Saturday, February 13, 2010

Day 98 (2/11/10): Catch 22

Some men are born mediocre, some men achieve mediocrity, and some men have mediocrity thrust upon them.

Theres a long list of mostly humorous aspirations for this project that is coffee-stained and sitting on my desk. This list remains mostly unfulfilled, but I had the opportunity to really hit one out of the park. The classic sitcom situation of having two dates in the same night, in the same place. I was pretty much gearing up to do this the night before. I talked to two different “fans” and was working on meeting with them at one of my usual haunts, two hours apart. To be even more upfront about it, I had more then two options I was sussing out, and seeing what bit, what didn’t and what gave me the right kind of back and forth. These are the things when I have an excess of caffeine and a very low amount of work.

I went to get dinner with a friend, and started shooting the shit, and grabbing a few beers. I figured I had the whole night, even though it’s a Thursday.

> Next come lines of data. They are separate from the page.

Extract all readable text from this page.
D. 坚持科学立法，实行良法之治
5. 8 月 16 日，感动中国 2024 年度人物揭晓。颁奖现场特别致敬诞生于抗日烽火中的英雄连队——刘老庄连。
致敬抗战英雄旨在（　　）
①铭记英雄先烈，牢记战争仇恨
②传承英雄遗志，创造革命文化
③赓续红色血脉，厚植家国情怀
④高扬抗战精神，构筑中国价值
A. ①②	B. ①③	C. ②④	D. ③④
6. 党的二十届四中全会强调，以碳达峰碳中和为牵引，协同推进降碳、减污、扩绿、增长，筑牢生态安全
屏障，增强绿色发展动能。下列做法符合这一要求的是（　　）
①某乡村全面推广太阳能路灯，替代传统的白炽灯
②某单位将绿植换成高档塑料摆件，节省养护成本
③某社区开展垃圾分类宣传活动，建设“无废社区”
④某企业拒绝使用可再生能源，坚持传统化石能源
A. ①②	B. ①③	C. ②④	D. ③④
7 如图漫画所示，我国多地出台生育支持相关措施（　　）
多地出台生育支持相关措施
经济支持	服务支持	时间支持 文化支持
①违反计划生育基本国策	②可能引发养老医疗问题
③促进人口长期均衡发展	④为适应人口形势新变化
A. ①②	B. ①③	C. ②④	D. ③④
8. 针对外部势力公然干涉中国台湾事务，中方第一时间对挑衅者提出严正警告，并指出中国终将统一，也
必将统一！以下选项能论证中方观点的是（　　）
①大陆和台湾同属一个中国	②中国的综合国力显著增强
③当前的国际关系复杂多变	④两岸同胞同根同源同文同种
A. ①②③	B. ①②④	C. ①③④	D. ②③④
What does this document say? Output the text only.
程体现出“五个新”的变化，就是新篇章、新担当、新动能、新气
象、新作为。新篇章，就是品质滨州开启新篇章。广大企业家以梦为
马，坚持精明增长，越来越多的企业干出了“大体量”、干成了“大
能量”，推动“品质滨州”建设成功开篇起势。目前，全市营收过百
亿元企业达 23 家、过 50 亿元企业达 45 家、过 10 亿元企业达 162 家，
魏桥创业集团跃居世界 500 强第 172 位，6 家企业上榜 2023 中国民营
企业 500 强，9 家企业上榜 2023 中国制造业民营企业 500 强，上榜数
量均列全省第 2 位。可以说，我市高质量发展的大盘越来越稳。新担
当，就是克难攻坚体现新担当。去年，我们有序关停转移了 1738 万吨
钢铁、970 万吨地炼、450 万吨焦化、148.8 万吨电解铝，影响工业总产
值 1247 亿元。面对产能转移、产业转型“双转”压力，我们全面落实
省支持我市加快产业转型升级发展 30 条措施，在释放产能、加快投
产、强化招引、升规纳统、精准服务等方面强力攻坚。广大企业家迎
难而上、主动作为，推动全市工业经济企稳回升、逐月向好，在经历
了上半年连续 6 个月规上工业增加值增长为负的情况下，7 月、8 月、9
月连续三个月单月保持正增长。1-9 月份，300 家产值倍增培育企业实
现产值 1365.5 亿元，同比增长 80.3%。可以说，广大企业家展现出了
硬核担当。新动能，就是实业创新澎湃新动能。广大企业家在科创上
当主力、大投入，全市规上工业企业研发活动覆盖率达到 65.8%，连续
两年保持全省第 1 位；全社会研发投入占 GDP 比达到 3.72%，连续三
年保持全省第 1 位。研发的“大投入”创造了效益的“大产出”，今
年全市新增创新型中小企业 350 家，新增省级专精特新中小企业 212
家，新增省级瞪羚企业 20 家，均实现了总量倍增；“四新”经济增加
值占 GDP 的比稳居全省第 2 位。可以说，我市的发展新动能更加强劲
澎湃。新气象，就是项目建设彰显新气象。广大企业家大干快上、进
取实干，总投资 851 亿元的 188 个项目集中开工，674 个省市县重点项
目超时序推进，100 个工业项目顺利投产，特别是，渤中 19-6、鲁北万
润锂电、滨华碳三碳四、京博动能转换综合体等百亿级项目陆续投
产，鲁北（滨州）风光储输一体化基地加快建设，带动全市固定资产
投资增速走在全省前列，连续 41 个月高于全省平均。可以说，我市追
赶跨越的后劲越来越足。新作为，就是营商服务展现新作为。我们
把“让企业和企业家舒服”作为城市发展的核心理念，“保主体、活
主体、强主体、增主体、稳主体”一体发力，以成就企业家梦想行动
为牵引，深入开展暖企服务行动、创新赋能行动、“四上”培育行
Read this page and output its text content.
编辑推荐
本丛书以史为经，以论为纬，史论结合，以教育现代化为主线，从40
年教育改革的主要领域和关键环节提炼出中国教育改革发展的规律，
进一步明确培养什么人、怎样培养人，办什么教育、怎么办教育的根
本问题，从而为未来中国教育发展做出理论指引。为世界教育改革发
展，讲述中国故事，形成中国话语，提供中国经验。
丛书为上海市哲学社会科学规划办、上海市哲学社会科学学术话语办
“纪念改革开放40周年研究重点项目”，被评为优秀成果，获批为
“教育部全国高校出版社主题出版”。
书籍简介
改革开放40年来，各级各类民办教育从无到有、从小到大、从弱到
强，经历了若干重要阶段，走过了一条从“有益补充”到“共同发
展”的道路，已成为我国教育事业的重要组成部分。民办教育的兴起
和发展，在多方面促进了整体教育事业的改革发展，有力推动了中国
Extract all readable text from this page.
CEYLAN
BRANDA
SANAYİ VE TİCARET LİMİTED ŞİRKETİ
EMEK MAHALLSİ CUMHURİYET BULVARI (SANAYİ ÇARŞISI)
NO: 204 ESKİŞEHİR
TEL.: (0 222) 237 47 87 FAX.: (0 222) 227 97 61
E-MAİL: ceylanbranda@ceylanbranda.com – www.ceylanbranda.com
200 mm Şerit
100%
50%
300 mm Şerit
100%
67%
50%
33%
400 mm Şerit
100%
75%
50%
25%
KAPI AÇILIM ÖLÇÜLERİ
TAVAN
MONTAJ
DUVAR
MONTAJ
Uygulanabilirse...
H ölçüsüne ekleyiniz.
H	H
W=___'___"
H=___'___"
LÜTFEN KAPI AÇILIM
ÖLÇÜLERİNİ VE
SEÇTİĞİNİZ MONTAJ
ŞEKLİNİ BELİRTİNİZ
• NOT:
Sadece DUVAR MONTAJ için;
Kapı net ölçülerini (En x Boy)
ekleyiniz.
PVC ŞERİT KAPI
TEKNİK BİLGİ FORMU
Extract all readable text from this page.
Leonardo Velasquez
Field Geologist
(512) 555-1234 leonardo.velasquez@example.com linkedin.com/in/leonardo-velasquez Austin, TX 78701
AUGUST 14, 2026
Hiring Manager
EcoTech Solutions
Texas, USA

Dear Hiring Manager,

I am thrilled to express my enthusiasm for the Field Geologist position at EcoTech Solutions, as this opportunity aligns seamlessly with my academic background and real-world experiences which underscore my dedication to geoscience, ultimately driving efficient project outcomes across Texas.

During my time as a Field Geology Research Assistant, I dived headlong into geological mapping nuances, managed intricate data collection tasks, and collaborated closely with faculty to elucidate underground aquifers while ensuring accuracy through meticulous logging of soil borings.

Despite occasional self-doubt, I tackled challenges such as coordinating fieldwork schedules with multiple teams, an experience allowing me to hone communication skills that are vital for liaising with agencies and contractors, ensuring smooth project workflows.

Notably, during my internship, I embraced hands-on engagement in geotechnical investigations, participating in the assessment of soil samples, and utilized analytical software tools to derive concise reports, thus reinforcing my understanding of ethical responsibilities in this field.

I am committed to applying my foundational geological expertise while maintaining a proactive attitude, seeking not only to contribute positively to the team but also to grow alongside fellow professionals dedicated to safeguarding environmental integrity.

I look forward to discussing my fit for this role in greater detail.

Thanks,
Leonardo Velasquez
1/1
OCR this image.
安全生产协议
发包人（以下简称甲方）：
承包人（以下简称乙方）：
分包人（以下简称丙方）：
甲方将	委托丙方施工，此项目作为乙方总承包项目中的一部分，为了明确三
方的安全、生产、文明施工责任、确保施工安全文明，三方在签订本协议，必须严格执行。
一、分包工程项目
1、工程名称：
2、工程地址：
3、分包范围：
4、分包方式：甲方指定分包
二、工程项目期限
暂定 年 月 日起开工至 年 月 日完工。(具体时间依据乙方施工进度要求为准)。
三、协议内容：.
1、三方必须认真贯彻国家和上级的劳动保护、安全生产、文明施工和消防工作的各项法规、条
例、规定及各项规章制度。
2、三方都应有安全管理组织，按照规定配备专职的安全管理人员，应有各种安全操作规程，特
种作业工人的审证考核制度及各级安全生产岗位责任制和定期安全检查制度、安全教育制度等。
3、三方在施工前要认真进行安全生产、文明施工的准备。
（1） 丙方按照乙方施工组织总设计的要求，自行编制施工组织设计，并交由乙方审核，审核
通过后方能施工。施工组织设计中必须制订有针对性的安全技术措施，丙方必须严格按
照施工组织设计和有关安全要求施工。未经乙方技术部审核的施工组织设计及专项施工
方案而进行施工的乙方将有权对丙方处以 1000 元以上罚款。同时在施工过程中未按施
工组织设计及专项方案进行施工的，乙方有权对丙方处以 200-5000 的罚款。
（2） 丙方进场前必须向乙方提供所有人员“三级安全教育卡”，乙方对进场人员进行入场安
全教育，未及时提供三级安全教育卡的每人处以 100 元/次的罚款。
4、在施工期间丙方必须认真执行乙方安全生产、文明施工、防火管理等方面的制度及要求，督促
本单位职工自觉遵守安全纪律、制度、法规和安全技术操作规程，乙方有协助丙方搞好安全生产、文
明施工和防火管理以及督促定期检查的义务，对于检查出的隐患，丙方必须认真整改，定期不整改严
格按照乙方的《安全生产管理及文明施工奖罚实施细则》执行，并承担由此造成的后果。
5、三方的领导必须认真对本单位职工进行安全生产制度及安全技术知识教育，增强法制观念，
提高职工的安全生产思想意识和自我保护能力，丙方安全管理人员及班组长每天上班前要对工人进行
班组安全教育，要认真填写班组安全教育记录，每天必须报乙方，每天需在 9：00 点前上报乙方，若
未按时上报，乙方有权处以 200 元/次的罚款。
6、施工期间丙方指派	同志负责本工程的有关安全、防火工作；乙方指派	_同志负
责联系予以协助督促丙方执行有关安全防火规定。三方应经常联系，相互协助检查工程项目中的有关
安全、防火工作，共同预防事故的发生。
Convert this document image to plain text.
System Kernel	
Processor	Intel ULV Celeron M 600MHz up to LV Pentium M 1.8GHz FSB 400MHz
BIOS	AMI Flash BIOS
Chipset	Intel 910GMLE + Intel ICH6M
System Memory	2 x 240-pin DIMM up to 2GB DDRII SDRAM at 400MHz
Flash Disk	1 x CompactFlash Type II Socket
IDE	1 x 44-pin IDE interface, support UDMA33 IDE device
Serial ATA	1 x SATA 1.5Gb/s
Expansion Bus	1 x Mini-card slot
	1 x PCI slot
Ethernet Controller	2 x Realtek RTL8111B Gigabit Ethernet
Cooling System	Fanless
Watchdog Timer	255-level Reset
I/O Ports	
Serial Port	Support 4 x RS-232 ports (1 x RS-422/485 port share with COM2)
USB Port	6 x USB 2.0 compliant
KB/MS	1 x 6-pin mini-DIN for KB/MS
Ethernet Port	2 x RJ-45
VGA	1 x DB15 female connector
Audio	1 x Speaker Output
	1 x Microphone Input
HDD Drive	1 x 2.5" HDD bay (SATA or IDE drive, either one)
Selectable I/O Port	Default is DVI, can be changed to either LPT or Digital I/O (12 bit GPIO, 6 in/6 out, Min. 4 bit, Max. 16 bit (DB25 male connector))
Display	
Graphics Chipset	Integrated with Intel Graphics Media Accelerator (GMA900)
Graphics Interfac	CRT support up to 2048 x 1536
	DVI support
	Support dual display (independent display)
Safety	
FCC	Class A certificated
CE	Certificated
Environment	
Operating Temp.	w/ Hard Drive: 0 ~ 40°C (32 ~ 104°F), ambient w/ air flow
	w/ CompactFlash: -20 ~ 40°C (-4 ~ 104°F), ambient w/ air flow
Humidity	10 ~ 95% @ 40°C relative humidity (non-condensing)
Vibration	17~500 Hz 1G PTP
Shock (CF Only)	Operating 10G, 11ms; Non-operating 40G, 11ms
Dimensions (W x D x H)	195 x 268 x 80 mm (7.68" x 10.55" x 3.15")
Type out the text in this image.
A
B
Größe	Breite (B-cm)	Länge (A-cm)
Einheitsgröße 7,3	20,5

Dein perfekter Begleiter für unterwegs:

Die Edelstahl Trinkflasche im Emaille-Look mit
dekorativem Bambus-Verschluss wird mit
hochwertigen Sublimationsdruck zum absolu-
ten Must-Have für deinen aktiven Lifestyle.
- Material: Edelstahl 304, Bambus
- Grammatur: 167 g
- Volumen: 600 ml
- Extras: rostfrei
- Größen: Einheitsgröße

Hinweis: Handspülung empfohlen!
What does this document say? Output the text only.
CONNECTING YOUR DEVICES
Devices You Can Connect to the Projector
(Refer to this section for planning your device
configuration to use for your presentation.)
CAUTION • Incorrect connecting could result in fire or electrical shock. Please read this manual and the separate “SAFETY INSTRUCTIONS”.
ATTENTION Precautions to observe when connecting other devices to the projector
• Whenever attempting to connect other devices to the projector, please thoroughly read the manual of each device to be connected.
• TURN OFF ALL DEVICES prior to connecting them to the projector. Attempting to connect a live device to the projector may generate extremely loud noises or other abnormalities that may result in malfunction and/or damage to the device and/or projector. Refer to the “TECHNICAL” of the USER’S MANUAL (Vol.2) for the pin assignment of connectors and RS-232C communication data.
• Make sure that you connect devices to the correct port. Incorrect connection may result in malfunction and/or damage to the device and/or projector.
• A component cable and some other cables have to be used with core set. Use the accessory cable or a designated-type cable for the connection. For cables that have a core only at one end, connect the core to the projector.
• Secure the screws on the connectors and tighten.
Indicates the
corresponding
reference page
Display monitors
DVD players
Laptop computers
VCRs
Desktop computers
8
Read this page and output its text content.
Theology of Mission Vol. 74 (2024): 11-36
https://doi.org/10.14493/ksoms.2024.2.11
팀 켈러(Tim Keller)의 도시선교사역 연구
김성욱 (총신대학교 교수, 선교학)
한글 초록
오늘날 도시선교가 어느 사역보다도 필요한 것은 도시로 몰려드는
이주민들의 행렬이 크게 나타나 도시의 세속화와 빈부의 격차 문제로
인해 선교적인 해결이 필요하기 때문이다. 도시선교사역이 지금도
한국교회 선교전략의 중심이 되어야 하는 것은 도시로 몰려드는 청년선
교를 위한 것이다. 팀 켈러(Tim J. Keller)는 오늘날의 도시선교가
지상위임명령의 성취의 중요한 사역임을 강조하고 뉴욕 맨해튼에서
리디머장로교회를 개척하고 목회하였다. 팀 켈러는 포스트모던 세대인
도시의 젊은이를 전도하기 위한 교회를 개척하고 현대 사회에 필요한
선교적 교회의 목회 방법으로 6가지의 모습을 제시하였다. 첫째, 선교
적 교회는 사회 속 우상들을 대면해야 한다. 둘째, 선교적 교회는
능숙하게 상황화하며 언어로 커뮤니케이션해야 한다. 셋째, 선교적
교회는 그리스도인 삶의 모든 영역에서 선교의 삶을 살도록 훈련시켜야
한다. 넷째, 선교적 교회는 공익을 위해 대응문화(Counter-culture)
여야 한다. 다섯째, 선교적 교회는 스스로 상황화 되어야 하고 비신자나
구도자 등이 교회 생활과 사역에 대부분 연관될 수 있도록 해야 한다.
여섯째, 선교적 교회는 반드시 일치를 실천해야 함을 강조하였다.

I wanted to really enjoy the 98th day of this, and maybe keep em on the ropes, but I got in my own way, as I’m want to do. I got a little more swamped (read: drunk) than I would have liked. Naturally, this would be primer for two coats of brunettes in my evening, but I wasn’t feeling stirred and ready to go. I kept buying rounds, putting it off later and later.

I arrived around the bar around 9, and was about to call one, both, either, of them, but just put my phone on silent and ordered a Makers. I went to text, Nicole, but was either too drunk or too sober to go for it. I did the same for Kara, but that one was definitely due to sobriety. I shut my phone off, content to isolation and the death of any semblance of a sober cell. There was a cute bartender that I didn’t bother initiating conversation that didn’t include a drink order. I painted myself a pretty drunk, but I just didn’t have the energy to both approaching anything. I just kept ordering more Rye and thinking about the whole thing.

Since about Day 2, I’ve been constantly getting comments, queries, and concerns about what happens when it’s done. Or what happens if I fall for somebody during this. I’m in a pretty non-commital relationship, a pretty fucked-up fuck-buddy situation, and a few random girls that kind of took me by surprise. I started feeling like I had to do something with myself to make it all worthwhile. I had to throw myself through the gauntlet and come out the hero. So I walked up to a pair of girl’s, hoping one of them would at least be Nately’s whore, but I wound up apologizing for the disturbance after two minutes and retreated back to my glass.